Consumer organisation Which? identifies tactics used by supermarkets to persuade shoppers to spend more

The consumer watchdog Which? used eye-tracking technology to investigate the impact of marketing tools used by the big four supermarkets, Tesco, Asda, Morrisons, and Sainsbury’s

The consumer watchdog Which? used eye-tracking technology to investigate the impact of marketing tools used by the big four supermarkets, Tesco, Asda, Morrisons, and Sainsbury’s Photo: ALAMY

Supermarkets are using mind games on unsuspecting shoppers, to coax them into spending more money, a report has found

The consumer watchdog Which? used eye-tracking technology to investigate the impact of marketing tools used by the big four supermarkets, Tesco, Asda, Morrisons, and Sainsbury’s.

By monitoring how their shoppers were influenced by the store’s layout and placement of items, Which? discovered that each supermarket used psychological tricks to make shoppers buy unplanned additional items.

Each shopper was given a shopping list, and knew what they were in the store to buy. Yet, they each bought more than planned, and faced a higher bill than expected.

Which? discovered that strategic placing of items, such as beer next to nappies, is used to grab the attention of fathers shopping for the weekend.

Other tricks include putting essential goods like bread, milk, butter and sugar, deep in the store, in order for the unsuspecting shopper to walk past an array of tempting goods to reach them.

They also found that fresh fruit and vegetables are placed at the front of stores to create the impression of fresh air for shoppers.

Another trick, used by Morrisons, is to place bacon and cakes near the bread and soup, which influenced the shoppers to buy more items than they had on their lists.

Besides placement of items, the study also found that by placing red stickers on products, customers automatically assume that they are discounted, regardless of whether they are reduced.

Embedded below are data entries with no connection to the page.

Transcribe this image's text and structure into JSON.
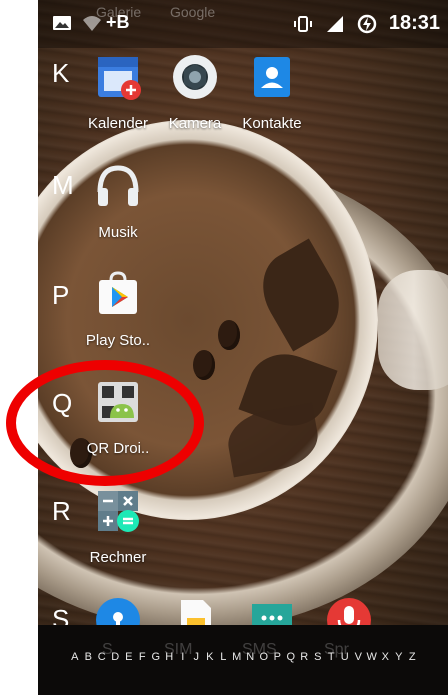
{
  "statusbar": {
    "time": "18:31",
    "ghost_labels": [
      "Galerie",
      "Google"
    ],
    "icons": [
      "image-icon",
      "wifi-icon",
      "plus-b-icon",
      "vibrate-icon",
      "signal-icon",
      "battery-charging-icon"
    ]
  },
  "sections": [
    {
      "letter": "K"
    },
    {
      "letter": "M"
    },
    {
      "letter": "P"
    },
    {
      "letter": "Q"
    },
    {
      "letter": "R"
    },
    {
      "letter": "S"
    }
  ],
  "apps": {
    "kalender": {
      "label": "Kalender",
      "icon": "calendar-icon"
    },
    "kamera": {
      "label": "Kamera",
      "icon": "camera-icon"
    },
    "kontakte": {
      "label": "Kontakte",
      "icon": "contacts-icon"
    },
    "musik": {
      "label": "Musik",
      "icon": "headphones-icon"
    },
    "play_store": {
      "label": "Play Sto..",
      "icon": "play-store-icon"
    },
    "qr_droid": {
      "label": "QR Droi..",
      "icon": "qr-droid-icon"
    },
    "rechner": {
      "label": "Rechner",
      "icon": "calculator-icon"
    },
    "s_row": [
      {
        "icon": "keyhole-icon"
      },
      {
        "icon": "sim-card-icon"
      },
      {
        "icon": "message-icon"
      },
      {
        "icon": "microphone-icon"
      }
    ]
  },
  "alphabet": {
    "letters": [
      "A",
      "B",
      "C",
      "D",
      "E",
      "F",
      "G",
      "H",
      "I",
      "J",
      "K",
      "L",
      "M",
      "N",
      "O",
      "P",
      "Q",
      "R",
      "S",
      "T",
      "U",
      "V",
      "W",
      "X",
      "Y",
      "Z"
    ],
    "ghost_labels": [
      "S",
      "SIM",
      "SMS",
      "Spr"
    ]
  },
  "colors": {
    "highlight": "#ee0000",
    "calendar_blue": "#3b7de0",
    "calendar_badge": "#e53935",
    "contacts_blue": "#1e88e5",
    "play_green": "#00c853",
    "calculator_teal": "#1de9b6",
    "message_teal": "#26a69a",
    "mic_red": "#e53935"
  }
}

Which? said: “It’s no secret that a quick stop for a loaf of bread can often end with a basket that doesn’t quite meet the requirements of the [ten items] lane.”

The experiment also discovered that consumers read supermarket shelves like a book, running their eye from left to right and then downwards. The report accusses the supermarkets of abusing this by laying out price increases in small steps from left to right, which means the consumer is not wholly aware of the significant price difference between the cheapest good and the most expensive.

Supermarkets are also accused in the report of burying their own brand lines on the bottom shelves.